Он хотел резко откатиться в сторону, но она все еще крепко сжимала его член в своем кулаке, и теперь ее хватка стала настолько безжалостной, что он вскрикнул от боли.

— Никки? — сказала она все тем же теплым и соблазнительным голосом.

Он ощутил холод острого лезвия у мошонки. Женские пальцы натянули кожу, сжимая яички.

— Никаких тайн, милый, — сказала она, — никаких больше тайн…

— О господи, ты и вправду сошла с ума? Что ты делаешь?

— Ты когда-нибудь видел человеческие яички? — спросила она спокойным голосом. — Они отделяются очень легко, такие блестящие и розовые. Их удерживает лишь одна тонкая белая трубка. Один надрез моего маленького ножика — вот и все, что требуется для полного счастья.

— Ты рехнулась! Остановись! Что ты хочешь? — испуганно повторял Хичкок. Его голос был наполнен страхом, и он едва сдерживался, чтобы не издать дикий вопль ужаса, подкатывающийся к горлу.

— Я ведь уже сказала тебе, Никки. Я хочу, чтобы больше не было тайн.

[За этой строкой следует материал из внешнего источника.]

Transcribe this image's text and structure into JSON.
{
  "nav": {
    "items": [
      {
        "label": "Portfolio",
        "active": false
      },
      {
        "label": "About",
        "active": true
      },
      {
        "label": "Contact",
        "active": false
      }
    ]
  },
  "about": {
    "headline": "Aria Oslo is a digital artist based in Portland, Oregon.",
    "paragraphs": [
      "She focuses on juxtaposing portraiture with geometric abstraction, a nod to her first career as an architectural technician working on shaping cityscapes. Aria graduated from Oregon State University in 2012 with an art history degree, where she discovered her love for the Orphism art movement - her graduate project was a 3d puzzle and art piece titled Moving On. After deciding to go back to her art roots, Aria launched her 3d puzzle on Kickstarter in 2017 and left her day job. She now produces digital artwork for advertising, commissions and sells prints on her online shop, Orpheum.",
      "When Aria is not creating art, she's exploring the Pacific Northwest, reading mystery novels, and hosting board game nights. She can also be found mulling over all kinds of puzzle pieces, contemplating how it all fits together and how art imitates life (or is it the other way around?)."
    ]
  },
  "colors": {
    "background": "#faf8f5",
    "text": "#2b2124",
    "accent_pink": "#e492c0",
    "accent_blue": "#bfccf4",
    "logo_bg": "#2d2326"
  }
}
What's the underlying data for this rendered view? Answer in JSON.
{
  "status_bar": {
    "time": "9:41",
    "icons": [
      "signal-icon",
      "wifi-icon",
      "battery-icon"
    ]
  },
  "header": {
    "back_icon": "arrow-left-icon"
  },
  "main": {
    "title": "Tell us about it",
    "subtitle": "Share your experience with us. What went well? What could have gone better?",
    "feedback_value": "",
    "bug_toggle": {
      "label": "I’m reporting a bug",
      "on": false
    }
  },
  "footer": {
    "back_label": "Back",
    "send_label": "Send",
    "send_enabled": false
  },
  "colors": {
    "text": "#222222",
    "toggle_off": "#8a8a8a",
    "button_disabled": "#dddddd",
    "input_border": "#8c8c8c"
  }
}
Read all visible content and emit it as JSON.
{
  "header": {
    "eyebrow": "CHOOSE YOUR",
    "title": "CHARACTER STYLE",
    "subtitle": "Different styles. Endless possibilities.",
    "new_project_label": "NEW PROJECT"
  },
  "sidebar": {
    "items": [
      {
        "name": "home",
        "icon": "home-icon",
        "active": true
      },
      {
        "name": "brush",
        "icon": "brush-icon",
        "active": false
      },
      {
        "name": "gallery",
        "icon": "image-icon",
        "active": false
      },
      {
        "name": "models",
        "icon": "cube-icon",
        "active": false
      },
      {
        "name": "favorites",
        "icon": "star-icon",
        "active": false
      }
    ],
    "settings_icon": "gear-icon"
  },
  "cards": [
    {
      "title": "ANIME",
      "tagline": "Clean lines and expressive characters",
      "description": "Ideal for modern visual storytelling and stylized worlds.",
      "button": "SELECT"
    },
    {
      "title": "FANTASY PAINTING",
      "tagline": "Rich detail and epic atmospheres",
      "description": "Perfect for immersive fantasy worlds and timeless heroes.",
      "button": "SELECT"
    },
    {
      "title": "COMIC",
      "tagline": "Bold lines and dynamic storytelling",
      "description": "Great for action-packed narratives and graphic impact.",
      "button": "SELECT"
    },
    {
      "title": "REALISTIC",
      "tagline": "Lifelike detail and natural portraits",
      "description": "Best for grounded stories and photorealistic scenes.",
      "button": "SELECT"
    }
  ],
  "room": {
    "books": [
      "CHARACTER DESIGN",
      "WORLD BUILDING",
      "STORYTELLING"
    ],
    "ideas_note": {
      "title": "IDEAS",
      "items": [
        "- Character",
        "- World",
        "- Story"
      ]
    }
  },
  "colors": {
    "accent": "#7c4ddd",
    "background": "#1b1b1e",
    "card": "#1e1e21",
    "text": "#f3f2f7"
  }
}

Безудержный крик уже был готов вырваться из его губ, и он широко открыл рот, когда она…

— Стоп! Стоп! Стоп! Снято! — выкрикнул Витторио де Пинта и, спрыгнув со стрелы с установленной на ней большой 35-миллиметровой камерой «Панавижн», подбежал, чтобы обнять ее.

— Франческа, мой ангел, это… это было блестяще! Замечательно! Это было превосходно! Великолепно!

Режиссер хлопнул в ладоши, на съемочной площадке сцены в «Восточном экспрессе» зажглись индикаторы звукового оборудования. Вся съемочная группа взорвалась аплодисментами, когда Франческа небрежно поцеловала в лоб партнера по фильму и повернулась ко всем, играя изящной улыбкой.

Витторио, высокий, изящный мужчина с мягкими карими глазами и светлыми волосами, ниспадающими до плеч, тоже повернулся к съемочной группе и поклонился. Итальянская съемочная группа, некоторые участники которой работали с де Пинтой раньше — до того как он подался в Голливуд, бешено зааплодировала, когда известный режиссер распростер объятия. Он начал хлопать им в ответ изо всех сил. Вот и миновали эти изнурительные двенадцать месяцев. Из-за съемок они вынуждены были путешествовать по всему миру — от Вашингтона до Большого Барьерного рифа, где они снимали сцены с акулами; они работали в Гонконге, Венеции и в Альпах, где вторая группа снимала пейзажи для сцен в самом восточном экспрессе. И вот эта съемка, наконец, завершена.

И теперь в старой студии «Синеситта» в Риме отработаны заключительные эпизоды последнего и, возможно, самого смелого из шпионских триллеров про Ника Хичкока «Мертвые не лгут». Исполнительный продюсер сказал, что интерес зрителей к фильму привлечет эта итальянская секс-бомба — благодаря ей картина поднимется в рейтингах гораздо выше, чем напичканные дешевыми спецэффектами предыдущие триллеры про шпиона Хичкока.

А о зрительском успехе Витторио мечтал. Его карьера замерла со времен глупой костюмированной драмы «Слишком много, слишком рано». Он опоздал с выходом картины и не рассчитал бюджет. Все, чего она удостоилась, был лишь краткий заголовок в газете «Кино недели». Он понимал, что фильм «Мертвые не лгут» был его последней попыткой, его единственной и последней возможностью, una ultima probabilita, как говорила Франческа.

— Благодарю вас, дамы и господа, — сказал Витторио, все еще приветствуя всех под яркими прожекторами, установленными на подиумах студии. — Grazie mille tutto, mille grazie!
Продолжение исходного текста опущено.